The Technique — Multi-Model Orchestration with CLI and Files
A developer has moved beyond using Claude Code in isolation. Instead, they've built a system where Claude Code Opus 4.6 acts as the primary orchestrator, calling GPT-5.4 (via Codex CLI) and Gemini 3.1 Pro as specialized sub-agents. The entire system runs within a single IDE (Antigravity) and is glued together not by complex APIs, but by shared markdown files and simple CLI commands.
The core innovation is treating the filesystem as the protocol. No external databases or services are needed. The system's memory and identity are stored in plain markdown files that all three AI models can read and write to.
Why It Works — Shared Context and Clear Boundaries
This setup solves the persistent "session amnesia" problem. Every AI session typically starts from scratch, losing previous decisions and context. Here, every model reads from the same foundational files at the start of its session:
- CLAUDE.md: The main operating file for projects, preferences, and current state.
- PROFILE.md: Defines the user's professional identity and communication style.
- SESSION_LOG.md: A running log of what was done, decided, and what's pending.
- .claude/history/: A directory where a "session closer" agent archives learnings, decisions, and research findings. After months, this becomes a searchable knowledge base.
Each model also has a dedicated SOUL.md file (e.g., .claude/SOUL.md, .codex/SOUL.md) that defines its identity, mission, core strengths, and—critically—its hard limits. This prevents capability hallucination and establishes clear roles: Claude for deep work and orchestration, GPT for code review and implementation, Gemini for research and multimodal tasks.

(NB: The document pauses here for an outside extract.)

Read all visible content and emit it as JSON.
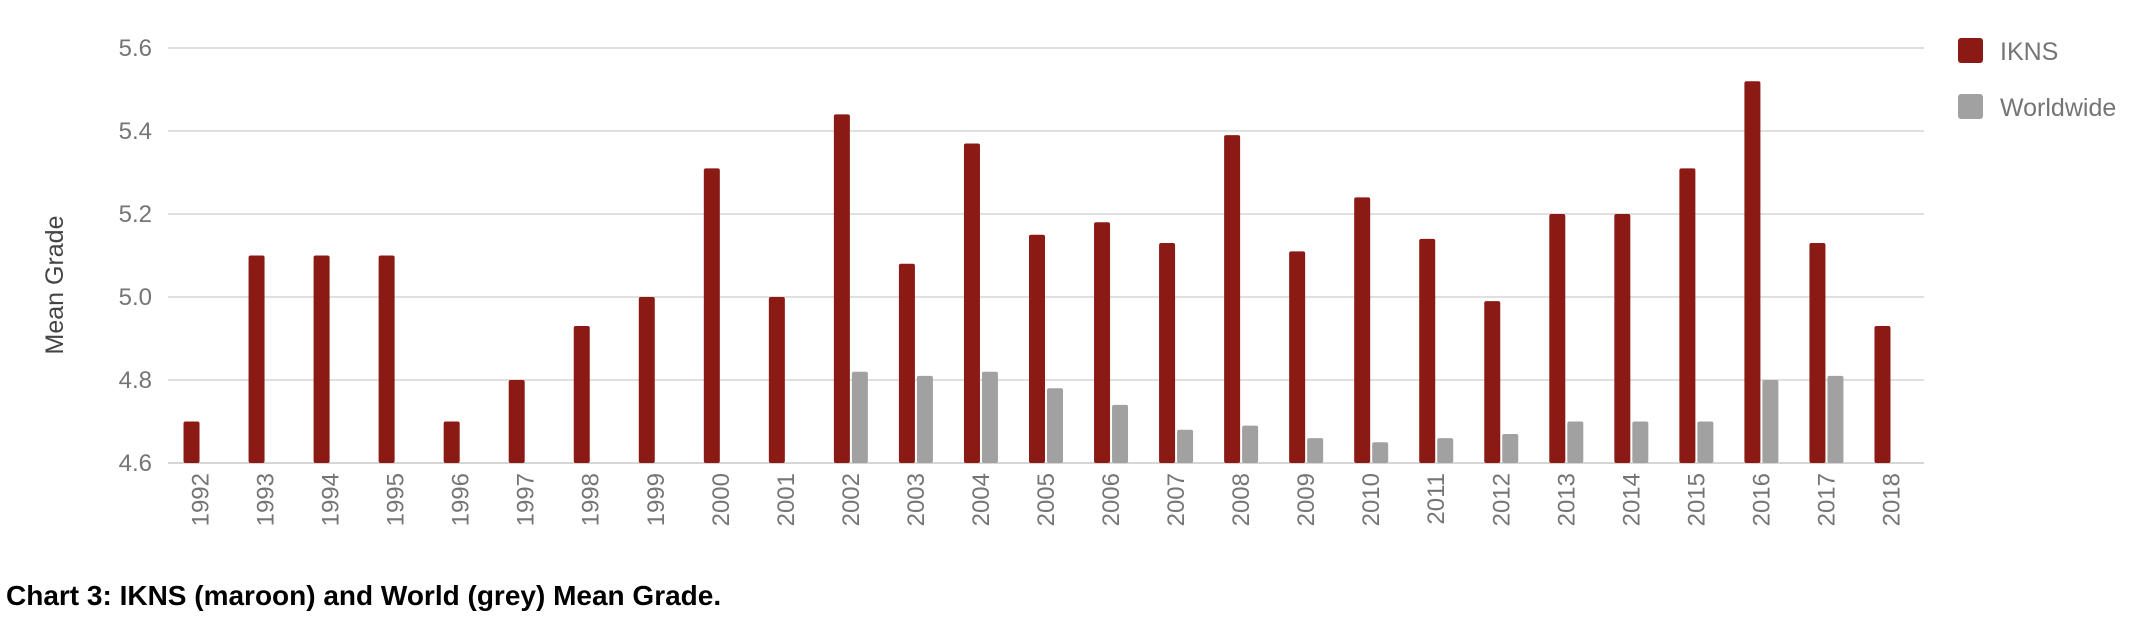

How To Apply It — The Four-Step Setup
You can implement this system yourself using three primitives: shared markdown files, identity prompts, and CLI calls.
Step 1: Build the Context Layer.
Create CLAUDE.md, PROFILE.md, and SESSION_LOG.md in your project's root directory. Claude Code reads CLAUDE.md automatically. For GPT (Codex CLI) and Gemini, you reference these files in their operational documents (like an AGENTS.md file) with instructions to read them first.
Step 2: Craft the SOUL.md Identity Files.
This is the most iterative part. Each SOUL.md should be thorough (~125 lines). Include sections for:
# Identity & Mission
# Core Strengths
# Hard Limits (What I Do NOT Do)
# Peer Awareness (Who the other AIs are and their roles)
# Operational Rules
Being specific about limits is key to preventing role confusion.
Step 3: Enable Cross-Runtime CLI Calls.
The magic happens with simple terminal commands. From within any model's session, you can call another:
# From Claude, ask GPT to review code
codex exec --skip-git-repo-check "Review this function for edge cases and output findings in markdown."
# From GPT, ask Gemini to research
gemini -m gemini-3-flash-preview -p "Search for recent benchmarks on vector database performance."
# From any model, ask Claude to summarize
claude -p "Summarize the last 3 entries in SESSION_LOG.md."
No API middleware is needed—just the standard CLIs installed and authenticated.
Step 4: Implement the Session Closer Agent.
This turns a collection of tools into a compounding system. At the end of a work block, instruct Claude (your orchestrator) to run the "session closer" routine. A prompt like:
"Close the session. Update SESSION_LOG.md with today's work. Extract any key learnings or decisions and save them to appropriate files in
.claude/history/. Propose one workspace improvement."
The agent updates the log, creates a structured note, and archives knowledge. Over time, the history/ directory becomes your system's long-term memory, referenceable by all models.
The Workflow in Action: Multi-Model Code Review
The developer's killer use case is a rigorous QA cycle. When building a complex system:
- Claude Code writes and iterates on the code.
- Claude then calls GPT-5.4 via CLI to perform an independent audit:
codex exec "Review the entire module for bugs, edge cases, and schema violations. Classify findings as Critical/High/Medium." - GPT returns a report. Claude fixes the issues.
- Steps 2-3 repeat until GPT reports zero Critical/High issues.
This cross-vendor review catches different blind spots. In one case, GPT flagged a critical manifest schema bug that Claude had missed across two full sessions.
Pro-Tips and Pitfalls
- Start with Two Models: Begin with Claude as orchestrator + one reviewer (GPT). Add Gemini later if needed for research.
- Keep SESSION_LOG.md Lean: Enforce a 20-line maximum per entry to prevent bloat.
- Invest in SOUL.md: Don't start with a minimalist prompt. A thorough identity file prevents endless edge-case tuning later.
- Add Notification: Connect a custom MCP Server to a Telegram bot. Models can then notify you when long-running tasks are complete, freeing you from babysitting terminals. The command is simply baked into the agent's prompt: "Run this analysis and notify me via Telegram when done."
This architecture transforms Claude Code from a single-player tool into the conductor of a multi-model AI team, with persistent memory and clear workflows, all built on simple, scriptable foundations.